Başbakan Erdoğan ve yol arkadaşları, asırların göz nuru, alın teri ile ağır bedeller ödenerek oluşmuş Türk milletini, birbirinden kopmuş kabileler haline getirmek istemektedir.Özgürlük, demokrasi, insan hakları ve eşitlik adına bütün milli değerler hayâsızca linç edilmektedir.Kapanmamış tarihi hesaplar yeniden açılmakta, Türk milletine karşı ahlaksızca meydan okunmaktadır.

Milliyetçi Hareket Partisi, böylesi bir sürecin geriye dönüşünün olmayacağını çok iyi bilmektedir.Yanlışlarını doğrulamak için durmadan gerekçe üreten AK Parti iktidarı, kardeş kavgasına zemin hazırlamaktan hiçbir rahatsızlık duymamaktadır. Başbakan Erdoğan'ın niyeti karanlık, maksadı bulanık, aklı karışıktır. Ülkemin partimize ve sizlere olan ihtiyacı düne göre bugün çok daha fazladır. Ve çok şükür ki, Milliyetçi Hareket dimdik ayaktadır.

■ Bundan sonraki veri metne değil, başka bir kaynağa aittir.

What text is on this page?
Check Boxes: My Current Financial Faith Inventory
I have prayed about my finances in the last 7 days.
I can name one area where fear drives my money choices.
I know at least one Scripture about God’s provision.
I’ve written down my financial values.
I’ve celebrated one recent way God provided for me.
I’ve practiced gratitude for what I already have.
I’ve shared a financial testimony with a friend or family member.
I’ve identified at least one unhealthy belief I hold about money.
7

Milletinin sevdalıları bugün bütün heyecanı ile buradadır, bu salondadır.

Buradan çıkacak tek bir ses duymak istemektedir. Haykıracağınız mesaj unutmayınız ki, işbirlikçilere korku, gafillere uyarı olacaktır.

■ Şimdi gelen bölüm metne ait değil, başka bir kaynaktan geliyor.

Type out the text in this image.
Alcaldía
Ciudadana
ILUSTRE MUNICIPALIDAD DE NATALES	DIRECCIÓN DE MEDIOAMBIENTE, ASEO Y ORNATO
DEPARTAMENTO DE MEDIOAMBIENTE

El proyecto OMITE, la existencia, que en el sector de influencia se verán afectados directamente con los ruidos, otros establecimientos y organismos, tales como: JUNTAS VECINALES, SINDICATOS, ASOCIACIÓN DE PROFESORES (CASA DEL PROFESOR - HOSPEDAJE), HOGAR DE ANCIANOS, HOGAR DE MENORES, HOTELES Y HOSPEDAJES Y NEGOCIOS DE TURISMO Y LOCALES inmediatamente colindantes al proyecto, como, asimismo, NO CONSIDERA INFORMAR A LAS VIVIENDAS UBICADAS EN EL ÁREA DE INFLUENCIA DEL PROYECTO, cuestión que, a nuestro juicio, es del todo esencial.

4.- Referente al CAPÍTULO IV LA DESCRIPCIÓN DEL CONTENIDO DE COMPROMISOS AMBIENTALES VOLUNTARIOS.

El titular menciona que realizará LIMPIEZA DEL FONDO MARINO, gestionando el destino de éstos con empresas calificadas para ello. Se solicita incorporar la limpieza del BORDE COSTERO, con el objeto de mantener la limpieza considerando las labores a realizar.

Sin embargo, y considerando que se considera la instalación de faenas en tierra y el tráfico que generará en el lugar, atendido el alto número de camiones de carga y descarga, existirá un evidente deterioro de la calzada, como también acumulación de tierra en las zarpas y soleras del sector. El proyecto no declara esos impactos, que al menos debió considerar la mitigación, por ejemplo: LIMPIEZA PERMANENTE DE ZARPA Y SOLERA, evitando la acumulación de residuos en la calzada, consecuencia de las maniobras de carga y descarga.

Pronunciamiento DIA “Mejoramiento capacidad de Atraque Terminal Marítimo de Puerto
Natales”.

Buradan yükselen ses, dostlarımıza güven verecek, milletimizin inancını tazeleyecektir.'Beni düşünenler var, bana sahip çıkacaklar var' diyecektir. 'Yüreği benim için çarpan, gönlü bana sevdalılar var' diyecektir. İşte bugün bunun yeni bir ispatının zamanıdır. Bozgunculara, yıkıcılara fırsat vermeyeceksiniz. İstismarcılara itibar etmeyeceksiniz. Tahrik ve tertiplere dikkat edeceksiniz. Birlik olup kucaklaşacaksınız. Tek bir ses, tek bir nefes olacaksınız. Türkiye'mizi ve aziz milletimizi çağların ötesine taşıyabilmemizin başka bir yolu ve yöntemi de yoktur.Sizler bunu başaracak azim ve inanca sahipsiniz. Gün; kısır tartışmaların günü değildir. Gün birleşme, bütünleşme, saflarımızı sıkılaştırma günüdür. Milli devleti ve milletimizin bekası uğruna verdiğiniz mücadelede; yolunuz, bahtınız ve alnınız açık olsun. Ne mutlu Türküm diyene!"